The colon is a piece of punctuation that many people misunderstand. I often see it misused in papers, so here are a few guidelines for understanding colons.
Independent Clause Preceding a List
The most common mistake with colons is when they are placed after a dependent clause. Colons must be preceded by an independent clause.
- Incorrect: For the picnic we need: disgusting sandwiches for healthy people, delicious sandwiches for bacon fanatics, and moderate sandwiches for those who were too lazy to get one of the other types of sandwiches.
- Correct: For the picnic, we need at least three types of sandwiches: disgusting sandwiches for healthy people, delicious sandwiches for bacon fanatics, and moderate sandwiches for those who were too lazy to get one of the other types of sandwiches.
That’s not so bad, is it? Just make sure to put an independent clause in front of the list and you are good to go.
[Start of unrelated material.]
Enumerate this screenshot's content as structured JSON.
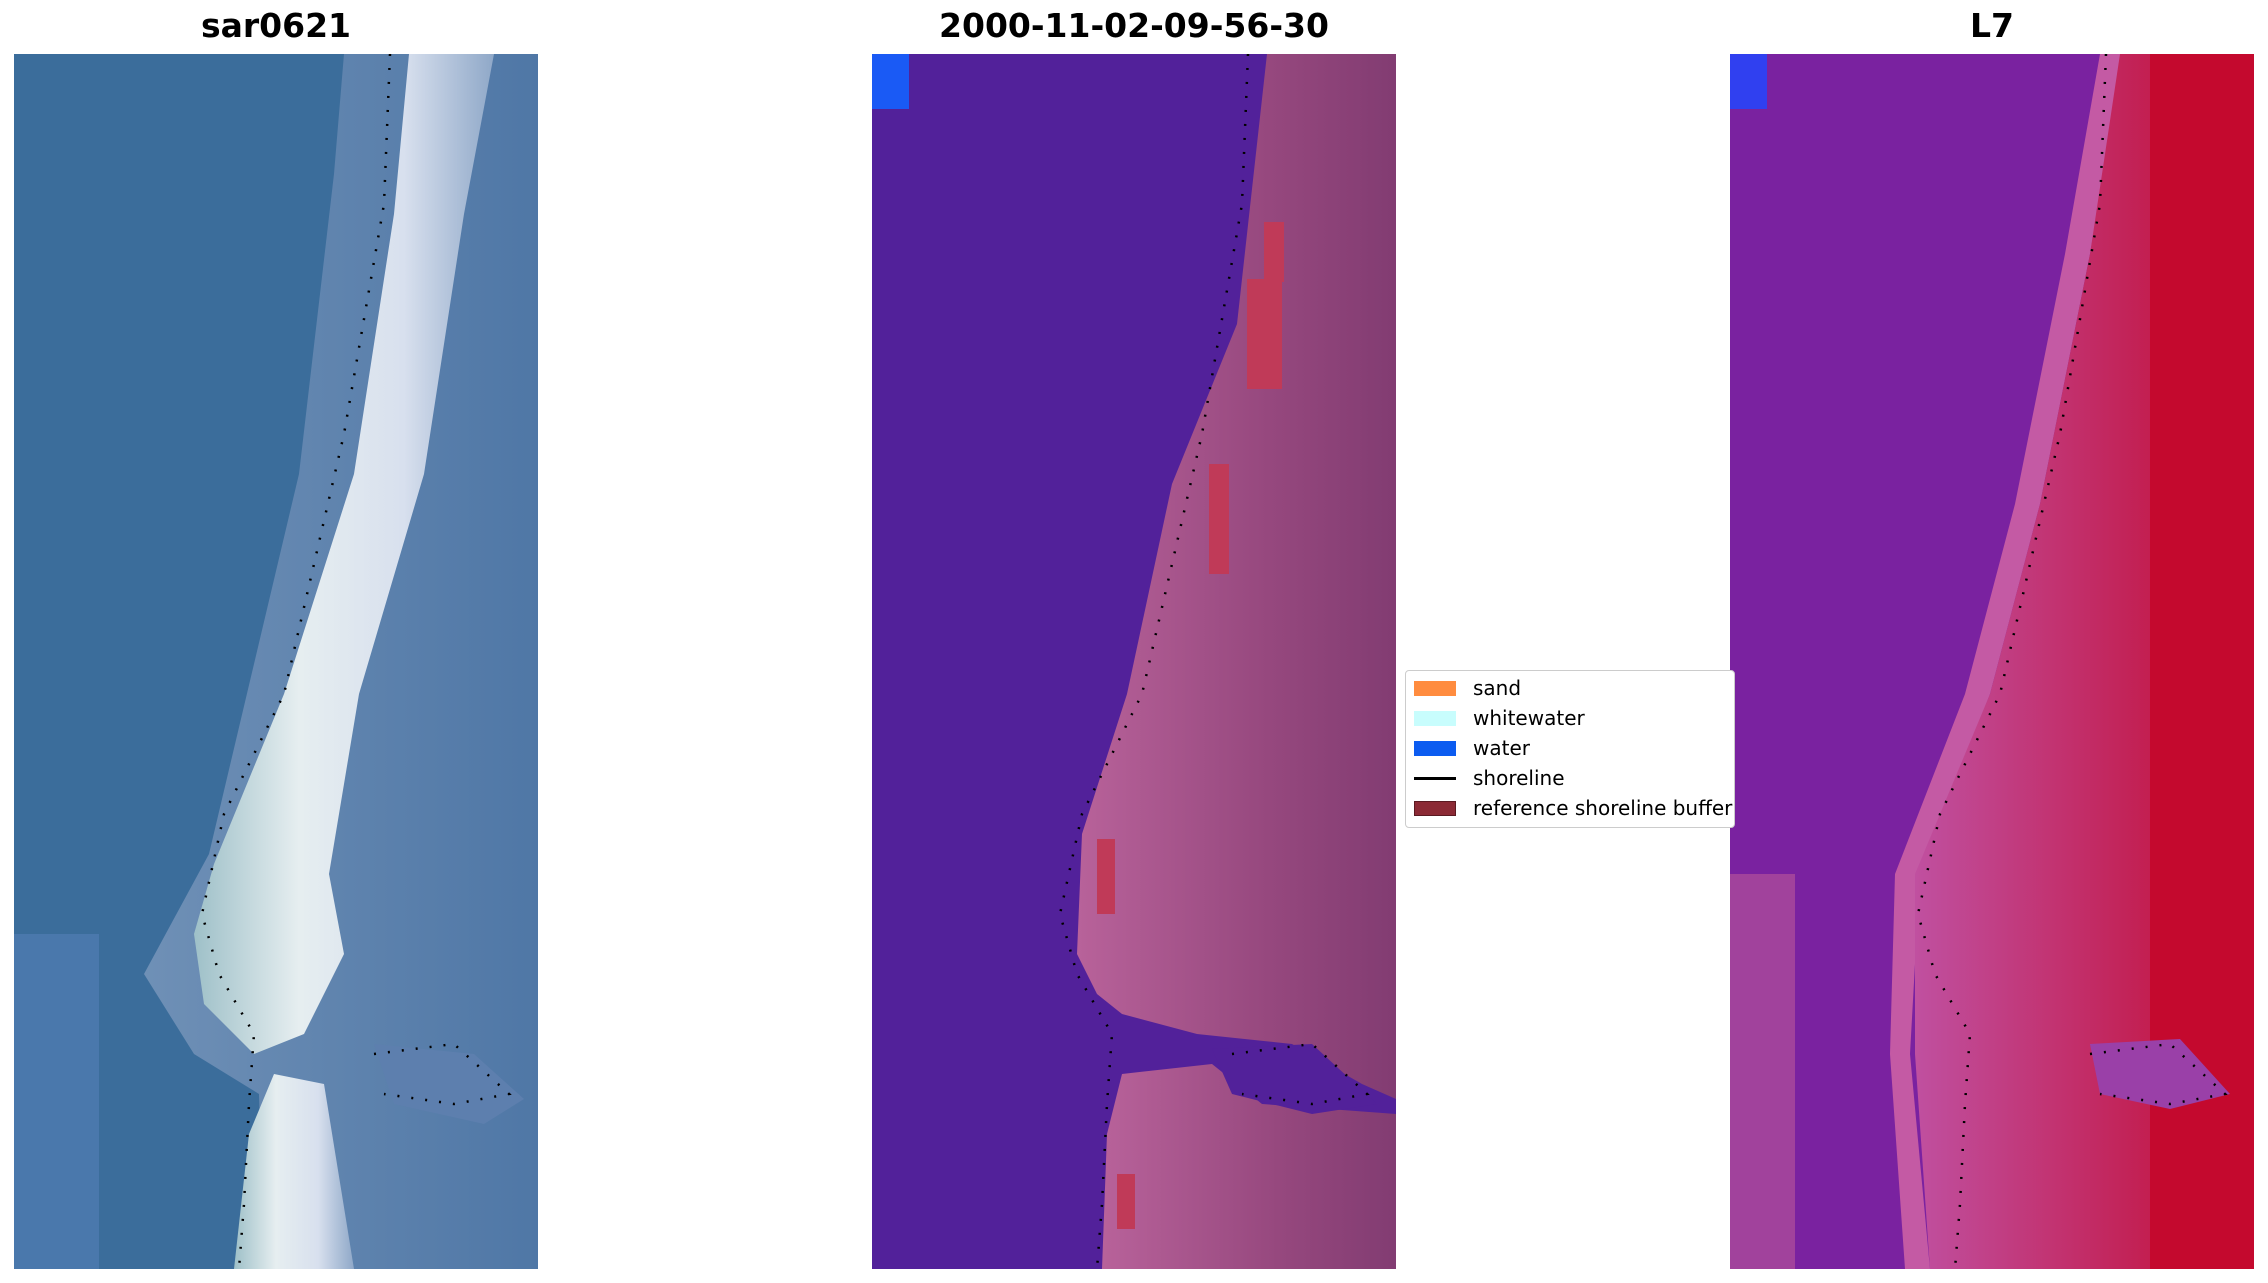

You can use a colon for amplification if a second phrase or sentence magnifies the first phrase or sentence.
- Example: She looked away from her mother and ate the last piece of forbidden pie: the utter act of rebellion made her wish she had eaten a disgusting sandwich instead.
You can use a colon to introduce an important quote.
- Example: The first bite of forbidden pie made her remember something her mother said about five minutes before: “If you do not finish your disgusting health sandwich before you eat dessert, you may not pet that llama.”